No PCA required for 99% accuracy. Omission of PCA permits variable importance ranking, which can give a nice insight into the problem.
randomForest (function and pkg, Breiman's algorithm) on a reduced set of predictors using 500 trees and mtry = square root of p (equals to 7 here), the number of predictors.
We use RandomForest Predictive Model (model2) to predict our 20 cases.
## 1 2 3 4 5 6 7 8 9 10 11 12 13 14 15 16 17 18 19 20
## B A B A A E D B A A B C B A E E A B B B
## Levels: A B C D E
The following plot shows the variable importance based on the MeanDecreaseGini for each sensor position. And we also gave the variables which has MeanDecreasGini>250.
## MeanDecreaseGini AccelPosition Index
## roll_belt 879.6 belt roll
## yaw_belt 615.0 belt yaw
## pitch_forearm 536.5 forearm pitch
## magnet_dumbbell_z 512.1 dumbbell magnet_z
## pitch_belt 490.2 belt pitch
## magnet_dumbbell_y 462.4 dumbbell magnet_y
## roll_forearm 415.2 forearm roll
## magnet_dumbbell_x 340.1 dumbbell magnet_x
## roll_dumbbell 299.7 dumbbell roll
## accel_dumbbell_y 286.8 dumbbell accel_y
## accel_belt_z 275.4 belt accel_z
## magnet_belt_z 272.6 belt magnet_z
## magnet_belt_y 263.9 belt magnet_y
From the plot, we can see than the roll_belt
and yaw_belt
are the most two important variables for the Weight Lifting performance quality.

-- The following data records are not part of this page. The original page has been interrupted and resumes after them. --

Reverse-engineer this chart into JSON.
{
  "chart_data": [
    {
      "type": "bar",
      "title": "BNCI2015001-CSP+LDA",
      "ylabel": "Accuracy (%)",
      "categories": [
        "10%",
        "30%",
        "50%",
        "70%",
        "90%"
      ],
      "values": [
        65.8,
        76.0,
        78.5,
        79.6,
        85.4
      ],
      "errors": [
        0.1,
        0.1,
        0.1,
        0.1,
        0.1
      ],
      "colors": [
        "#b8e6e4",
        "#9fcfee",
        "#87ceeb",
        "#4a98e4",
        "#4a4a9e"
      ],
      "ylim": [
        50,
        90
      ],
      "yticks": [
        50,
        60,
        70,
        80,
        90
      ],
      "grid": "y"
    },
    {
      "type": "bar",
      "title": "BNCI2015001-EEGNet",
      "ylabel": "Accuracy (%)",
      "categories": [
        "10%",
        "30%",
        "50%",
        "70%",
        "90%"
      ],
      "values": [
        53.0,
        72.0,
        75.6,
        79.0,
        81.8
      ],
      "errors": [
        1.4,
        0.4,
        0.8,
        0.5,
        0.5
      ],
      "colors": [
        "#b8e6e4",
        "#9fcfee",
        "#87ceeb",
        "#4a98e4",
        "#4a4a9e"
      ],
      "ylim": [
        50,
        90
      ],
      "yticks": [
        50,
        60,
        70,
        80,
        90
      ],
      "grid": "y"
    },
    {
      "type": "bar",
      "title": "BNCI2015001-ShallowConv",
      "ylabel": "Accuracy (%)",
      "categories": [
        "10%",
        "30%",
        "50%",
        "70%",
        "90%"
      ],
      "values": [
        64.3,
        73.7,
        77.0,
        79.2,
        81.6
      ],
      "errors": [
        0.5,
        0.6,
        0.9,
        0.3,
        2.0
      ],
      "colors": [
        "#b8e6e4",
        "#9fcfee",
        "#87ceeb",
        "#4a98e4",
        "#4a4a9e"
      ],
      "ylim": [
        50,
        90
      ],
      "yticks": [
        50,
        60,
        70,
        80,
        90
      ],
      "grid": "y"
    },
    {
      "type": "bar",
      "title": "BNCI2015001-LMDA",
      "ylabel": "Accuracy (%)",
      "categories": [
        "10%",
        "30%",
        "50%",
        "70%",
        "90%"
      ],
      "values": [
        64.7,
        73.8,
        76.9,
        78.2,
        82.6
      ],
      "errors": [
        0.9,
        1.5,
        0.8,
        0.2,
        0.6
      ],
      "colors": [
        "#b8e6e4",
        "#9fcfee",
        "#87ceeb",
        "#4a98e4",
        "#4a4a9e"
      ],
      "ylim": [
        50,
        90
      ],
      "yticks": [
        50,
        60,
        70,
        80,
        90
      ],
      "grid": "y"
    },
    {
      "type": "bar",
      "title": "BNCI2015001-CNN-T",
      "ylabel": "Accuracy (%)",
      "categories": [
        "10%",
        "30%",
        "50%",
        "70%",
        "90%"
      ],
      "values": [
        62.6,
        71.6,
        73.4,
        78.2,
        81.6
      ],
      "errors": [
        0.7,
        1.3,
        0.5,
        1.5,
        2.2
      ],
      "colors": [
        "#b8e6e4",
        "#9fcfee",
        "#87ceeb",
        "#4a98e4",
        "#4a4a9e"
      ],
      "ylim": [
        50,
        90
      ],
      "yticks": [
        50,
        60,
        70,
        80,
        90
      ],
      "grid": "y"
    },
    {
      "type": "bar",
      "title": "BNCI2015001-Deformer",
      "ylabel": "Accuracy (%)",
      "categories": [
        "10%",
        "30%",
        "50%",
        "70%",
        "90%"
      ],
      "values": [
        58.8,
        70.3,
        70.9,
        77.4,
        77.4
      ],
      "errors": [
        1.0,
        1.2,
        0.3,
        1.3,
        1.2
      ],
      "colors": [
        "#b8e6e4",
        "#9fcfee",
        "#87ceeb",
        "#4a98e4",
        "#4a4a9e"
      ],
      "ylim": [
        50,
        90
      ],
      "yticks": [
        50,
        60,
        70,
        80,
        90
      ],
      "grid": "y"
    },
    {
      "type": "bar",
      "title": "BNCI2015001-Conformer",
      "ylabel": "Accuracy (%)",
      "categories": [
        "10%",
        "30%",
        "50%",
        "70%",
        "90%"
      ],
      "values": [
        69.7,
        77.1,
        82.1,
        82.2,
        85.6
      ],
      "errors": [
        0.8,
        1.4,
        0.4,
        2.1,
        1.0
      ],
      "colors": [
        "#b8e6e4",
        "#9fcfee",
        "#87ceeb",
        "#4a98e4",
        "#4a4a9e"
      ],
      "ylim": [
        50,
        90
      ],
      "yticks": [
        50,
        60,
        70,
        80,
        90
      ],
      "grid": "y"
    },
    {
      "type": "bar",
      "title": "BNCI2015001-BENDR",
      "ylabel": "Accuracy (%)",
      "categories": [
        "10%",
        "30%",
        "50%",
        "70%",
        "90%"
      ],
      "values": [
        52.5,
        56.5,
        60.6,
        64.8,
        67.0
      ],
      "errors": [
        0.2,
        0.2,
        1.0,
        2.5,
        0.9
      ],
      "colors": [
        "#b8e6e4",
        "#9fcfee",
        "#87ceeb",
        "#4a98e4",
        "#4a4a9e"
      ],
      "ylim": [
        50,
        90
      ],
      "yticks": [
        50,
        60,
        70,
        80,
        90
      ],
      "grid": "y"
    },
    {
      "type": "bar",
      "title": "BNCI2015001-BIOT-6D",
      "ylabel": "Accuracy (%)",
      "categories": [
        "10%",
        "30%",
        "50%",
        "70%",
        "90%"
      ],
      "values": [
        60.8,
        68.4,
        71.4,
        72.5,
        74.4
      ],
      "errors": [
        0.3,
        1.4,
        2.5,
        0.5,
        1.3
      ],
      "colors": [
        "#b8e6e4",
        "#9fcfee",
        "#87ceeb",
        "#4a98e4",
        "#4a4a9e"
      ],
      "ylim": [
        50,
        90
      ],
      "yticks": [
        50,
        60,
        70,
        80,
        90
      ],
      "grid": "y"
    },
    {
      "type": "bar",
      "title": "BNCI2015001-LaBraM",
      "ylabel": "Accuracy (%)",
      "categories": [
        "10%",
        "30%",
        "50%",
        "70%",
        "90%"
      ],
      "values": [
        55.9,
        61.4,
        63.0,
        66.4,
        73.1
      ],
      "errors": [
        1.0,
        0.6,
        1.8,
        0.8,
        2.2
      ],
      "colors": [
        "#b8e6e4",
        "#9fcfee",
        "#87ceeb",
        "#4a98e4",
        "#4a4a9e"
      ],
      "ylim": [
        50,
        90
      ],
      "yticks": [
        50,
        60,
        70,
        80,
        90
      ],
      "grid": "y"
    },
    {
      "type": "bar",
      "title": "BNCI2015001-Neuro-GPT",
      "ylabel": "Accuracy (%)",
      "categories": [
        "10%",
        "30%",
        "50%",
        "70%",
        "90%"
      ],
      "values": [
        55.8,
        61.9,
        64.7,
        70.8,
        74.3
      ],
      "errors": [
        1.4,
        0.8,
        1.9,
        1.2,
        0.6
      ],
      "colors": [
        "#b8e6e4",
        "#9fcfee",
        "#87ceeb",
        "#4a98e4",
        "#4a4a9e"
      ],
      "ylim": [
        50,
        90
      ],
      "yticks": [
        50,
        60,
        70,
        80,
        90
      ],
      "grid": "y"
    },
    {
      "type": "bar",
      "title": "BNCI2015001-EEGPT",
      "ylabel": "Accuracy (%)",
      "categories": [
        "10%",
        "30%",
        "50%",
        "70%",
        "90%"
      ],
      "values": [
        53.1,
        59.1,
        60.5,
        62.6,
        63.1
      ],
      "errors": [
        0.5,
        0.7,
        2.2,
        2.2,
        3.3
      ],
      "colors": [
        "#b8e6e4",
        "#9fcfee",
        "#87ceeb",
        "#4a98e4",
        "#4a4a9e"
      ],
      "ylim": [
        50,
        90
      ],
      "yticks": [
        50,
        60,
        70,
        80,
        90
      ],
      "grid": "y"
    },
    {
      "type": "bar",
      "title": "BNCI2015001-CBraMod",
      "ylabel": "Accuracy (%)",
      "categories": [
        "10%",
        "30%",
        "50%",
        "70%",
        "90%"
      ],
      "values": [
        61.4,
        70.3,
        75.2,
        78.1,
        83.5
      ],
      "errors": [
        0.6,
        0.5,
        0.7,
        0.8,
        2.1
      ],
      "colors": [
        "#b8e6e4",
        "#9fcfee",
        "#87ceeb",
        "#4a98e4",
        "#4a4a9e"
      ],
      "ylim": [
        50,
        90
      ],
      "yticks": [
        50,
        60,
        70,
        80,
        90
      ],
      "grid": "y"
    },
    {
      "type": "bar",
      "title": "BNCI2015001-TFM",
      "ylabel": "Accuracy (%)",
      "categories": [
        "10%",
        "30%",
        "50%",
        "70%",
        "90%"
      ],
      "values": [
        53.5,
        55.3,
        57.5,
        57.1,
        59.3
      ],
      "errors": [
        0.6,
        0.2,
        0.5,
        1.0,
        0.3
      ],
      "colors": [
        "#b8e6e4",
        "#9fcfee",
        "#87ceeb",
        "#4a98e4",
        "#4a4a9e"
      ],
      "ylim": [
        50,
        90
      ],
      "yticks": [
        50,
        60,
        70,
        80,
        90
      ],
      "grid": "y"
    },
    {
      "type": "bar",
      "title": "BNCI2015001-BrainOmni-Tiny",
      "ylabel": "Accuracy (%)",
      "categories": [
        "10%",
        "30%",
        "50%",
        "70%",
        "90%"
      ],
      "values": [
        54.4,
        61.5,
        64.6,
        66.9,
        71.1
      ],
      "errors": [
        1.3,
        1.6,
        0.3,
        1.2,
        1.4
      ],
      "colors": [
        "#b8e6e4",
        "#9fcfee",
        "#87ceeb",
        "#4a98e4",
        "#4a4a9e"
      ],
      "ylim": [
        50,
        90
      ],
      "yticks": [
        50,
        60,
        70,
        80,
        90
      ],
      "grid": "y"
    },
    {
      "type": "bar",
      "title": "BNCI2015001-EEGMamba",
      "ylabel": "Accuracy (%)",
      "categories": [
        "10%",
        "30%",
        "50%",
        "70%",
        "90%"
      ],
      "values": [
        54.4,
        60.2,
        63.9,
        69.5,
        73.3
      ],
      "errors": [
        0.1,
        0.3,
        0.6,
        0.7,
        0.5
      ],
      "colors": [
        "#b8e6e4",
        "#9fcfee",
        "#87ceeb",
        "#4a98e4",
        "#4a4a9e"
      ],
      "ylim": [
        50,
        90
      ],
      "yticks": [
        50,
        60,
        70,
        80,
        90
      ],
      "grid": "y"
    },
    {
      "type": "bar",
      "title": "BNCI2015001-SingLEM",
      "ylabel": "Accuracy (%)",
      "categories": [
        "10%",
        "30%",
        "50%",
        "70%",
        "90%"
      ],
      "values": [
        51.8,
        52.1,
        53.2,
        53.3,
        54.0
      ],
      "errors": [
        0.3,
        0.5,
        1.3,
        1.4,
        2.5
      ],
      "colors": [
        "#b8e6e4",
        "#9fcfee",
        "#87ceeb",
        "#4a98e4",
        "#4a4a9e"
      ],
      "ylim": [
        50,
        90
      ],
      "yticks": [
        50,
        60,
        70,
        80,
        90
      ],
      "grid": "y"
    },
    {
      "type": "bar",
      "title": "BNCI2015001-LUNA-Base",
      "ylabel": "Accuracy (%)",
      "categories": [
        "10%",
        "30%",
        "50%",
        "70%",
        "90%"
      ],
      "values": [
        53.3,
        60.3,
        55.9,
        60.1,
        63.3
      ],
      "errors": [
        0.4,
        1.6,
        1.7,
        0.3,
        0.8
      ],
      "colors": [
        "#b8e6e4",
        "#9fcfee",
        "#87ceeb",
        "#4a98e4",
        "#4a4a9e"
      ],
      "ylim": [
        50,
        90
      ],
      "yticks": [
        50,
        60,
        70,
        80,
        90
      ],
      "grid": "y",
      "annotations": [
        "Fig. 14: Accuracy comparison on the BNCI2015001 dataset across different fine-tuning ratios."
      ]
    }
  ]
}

And the varaibles related with arm has least influence to the performance quality.
These results can potentially provide useful information for a large variety of applications,such as sports training. We can get to know which position or what kind of mistake of the exercise caused. These results can also be applied when developing new monitoring advices which focus on helping people to correct their exercises quality.